Puis le roi de rire.

M. Duchâtel, qui est gros et gras, qui a des favoris et quarante-cinq ans, rougit très fort.




Novembre.

Le roi, chez lui, le soir, ne porte habituellement aucune décoration. Il est vêtu d’un habit marron, d’un pantalon noir et d’un gilet de satin noir ou de piqué blanc. Il a une cravate blanche, des bas de soie à jour et des souliers vernis. Il porte un toupet gris, peu dissimulé, et coiffé à la mode de la restauration. Point de gants. Il est gai, bon, affable et causeur.

Son voyage en Angleterre l’a charmé. Il m’en a parlé une heure et demie avec force gestes et imitations de l’accent anglais et des pantomimes anglaises.

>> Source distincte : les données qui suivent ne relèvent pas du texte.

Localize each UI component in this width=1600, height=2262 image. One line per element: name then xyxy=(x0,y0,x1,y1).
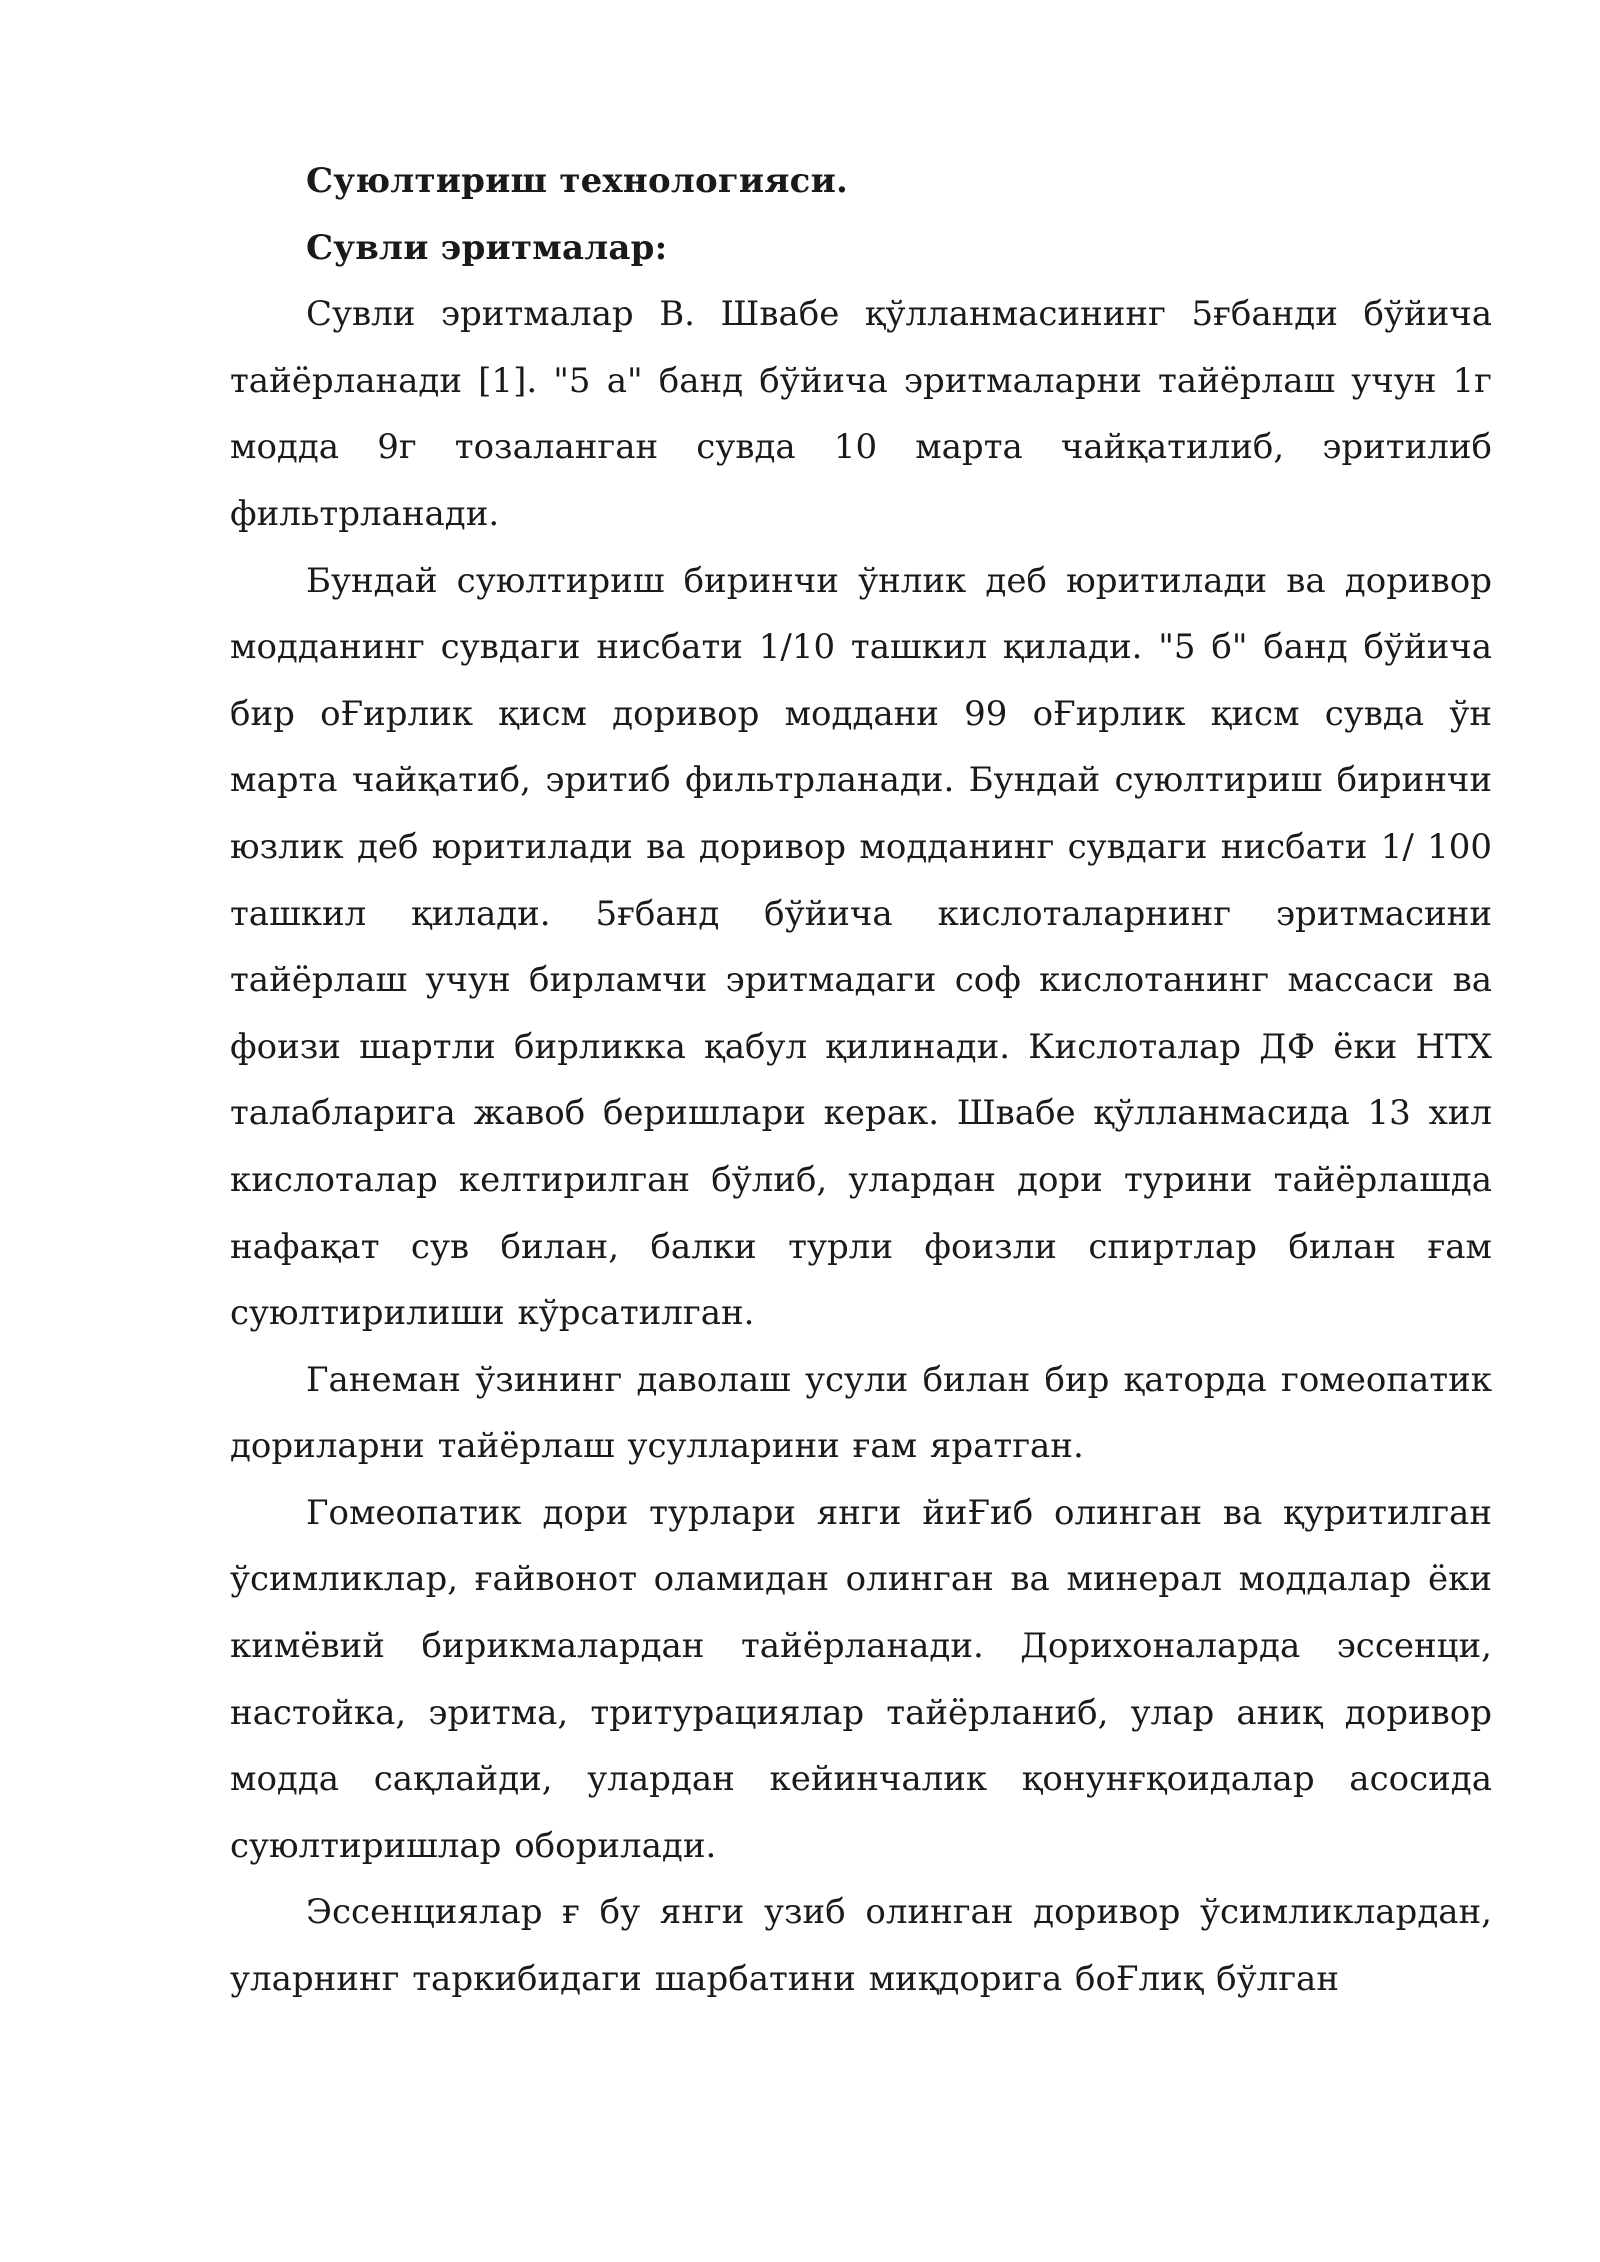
subsection-heading: Сувли эритмалар: xyxy=(306,227,668,268)
paragraph: Ганеман ўзининг даволаш усули билан бир қаторда гомеопатик дориларни тайёрлаш усулларини ғам яратган. xyxy=(230,1359,1492,1467)
section-heading: Суюлтириш технологияси. xyxy=(306,161,849,201)
paragraph: Бундай суюлтириш биринчи ўнлик деб юритилади ва доривор модданинг сувдаги нисбати 1/10 ташкил қилади. "5 б" банд бўйича бир оҒирлик қисм доривор моддани 99 оҒирлик қисм сувда ўн марта чайқатиб, эритиб фильтрланади. Бундай суюлтириш биринчи юзлик деб юритилади ва доривор модданинг сувдаги нисбати 1/ 100 ташкил қилади. 5ғбанд бўйича кислоталарнинг эритмасини тайёрлаш учун бирламчи эритмадаги соф кислотанинг массаси ва фоизи шартли бирликка қабул қилинади. Кислоталар ДФ ёки НТХ талабларига жавоб беришлари керак. Швабе қўлланмасида 13 хил кислоталар келтирилган бўлиб, улардан дори турини тайёрлашда нафақат сув билан, балки турли фоизли спиртлар билан ғам суюлтирилиши кўрсатилган. xyxy=(230,560,1492,1334)
paragraph: Эссенциялар ғ бу янги узиб олинган доривор ўсимликлардан, уларнинг таркибидаги шарбатини миқдорига боҒлиқ бўлган xyxy=(230,1892,1492,2000)
paragraph: Сувли эритмалар В. Швабе қўлланмасининг 5ғбанди бўйича тайёрланади [1]. "5 а" банд бўйича эритмаларни тайёрлаш учун 1г модда 9г тозаланган сувда 10 марта чайқатилиб, эритилиб фильтрланади. xyxy=(230,294,1492,534)
paragraph: Гомеопатик дори турлари янги йиҒиб олинган ва қуритилган ўсимликлар, ғайвонот оламидан олинган ва минерал моддалар ёки кимёвий бирикмалардан тайёрланади. Дорихоналарда эссенци, настойка, эритма, тритурациялар тайёрланиб, улар аниқ доривор модда сақлайди, улардан кейинчалик қонунғқоидалар асосида суюлтиришлар оборилади. xyxy=(230,1492,1492,1866)
document-body xyxy=(230,148,1492,2013)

— J’ai été fort bien accueilli, me disait-il. La foule, les acclamations, les salves d’artillerie, les banquets, cérémonies, fêtes, visites des corps de ville, harangue de la cité de Londres, rien n’a manqué. Dans tout cela, deux choses surtout m’ont touché. Près de Windsor, à un relais, un homme, qui avait suivi ma voiture en courant, s’est arrêté près de moi à la portière, en criant : — Vive le roi ! vive le roi ! vive le roi ! — en français. Puis il a ajouté, toujours en français : — Sire, soyez le bienvenu chez ce vieux peuple d’Angleterre ; vous êtes dans un pays qui sait vous apprécier. — Cet homme ne m’avait jamais vu et ne me reverra jamais. Il n’attend rien de moi. Il m’a semblé que c’était la voix du peuple. Cela m’a touché plus que tous les compliments. — En France, au relais après Eu, un ivrogne me voyant passer a dit à haute voix : — Voilà le roi de retour. Tout est bien. Les anglais sont contents, les français seront tranquilles. — Paix et satisfaction des peuples, c’est en effet mon but.

Oui, j’ai été bien reçu en Angleterre. Et si l’empereur de Russie a comparé son accueil au mien, il a dû souffrir, lui qui est vaniteux. Il est venu en Angleterre avant moi pour m’empêcher de faire mon voyage. C’est une sottise. Il eût mieux fait de venir après moi. On eût été obligé de le traiter de la même façon. Par exemple, il n’est pas aimé à Londres. Je ne sais pas si l’on eût pu obtenir que le corps de ville se dérangeât pour l’aller voir. Ces aldermen sont des blocs.